Born To Die

If you're someone involved in the music ministry of your local church, there's no doubt that this season brings a massive influx of Christmas-themed worship songs on your Sunday service setlist. I can probably no longer count how many modern worship arrangements I've heard of those timeless Christmas songs, some of them I like and some of them I feel like it did not give the song justice. But then again, there's nothing bad with proclaiming year after year that this time is indeed the fulfilling of Biblical prophecy: that Jesus Christ had come in the form of a man, in the most humbling manner I might add, that He would one day bear our sin and shame in a death that we deserved in the first place.

Which brings me to a song I'd love to share. (No, I won't do a cover of it.) You see, of late I've somehow now become one of those people who would listen to the more heavier genres of music. But there's something about this song that is very somber to me: how the lyrics reflect one's thoughts about the birth of our Saviour and how His birth has indeed changed the world as we know it. I am more than convinced that I have lost count of how many times I almost cried when I give this song a listen.

The song is called I Celebrate The Day, written by Matt Thiessen.

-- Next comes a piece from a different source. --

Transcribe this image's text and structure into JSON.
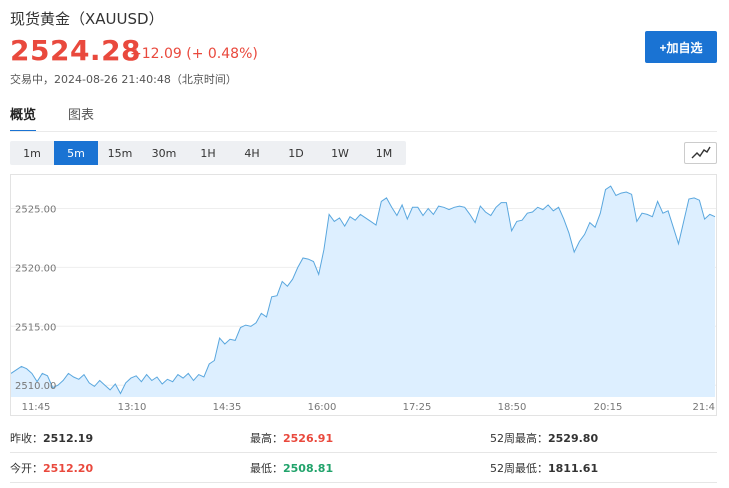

And with this Christmas wish is missed
The point I could covey 
If only I could find the words
To say to let You know how much
You've touched my life

Because here is where You're finding me
In the exact same place as New Years Eve
And from the lack of my persistancy
We're less than half as close as I want to be

And the first time that You opened Your eyes
Did You realize that You would be my Savior
And the first breath that left Your lips
Did You know that it would change this world forever

And so this Christmas I'll compare
The things I felt in prior years
To what this midnight made so clear
That You have come to meet me here

To look back and think that 
This baby would one day save me
In the hope that what You did
That You were born so I might live

I celebrate the day that You were born to die
So I could one day pray for You to save my life 

In less than a month, I'll be twenty years of age. Back in those days in which church meant Sunday School and bragging rights on who's got the coolest craft made from the activity; it's funny how I use to brush off the notion that Jesus, not the gifts or some red bearded guy, is the reason for the yearly celebration. Today, I stand here in absolute awe of how He was able to take a wretch like me and slowly but surely transform me into His image. I am way far from perfect; but I'll forever be thankful that when the fullness of time had come, as Paul notes in Galatians, Christ came to free us from sin.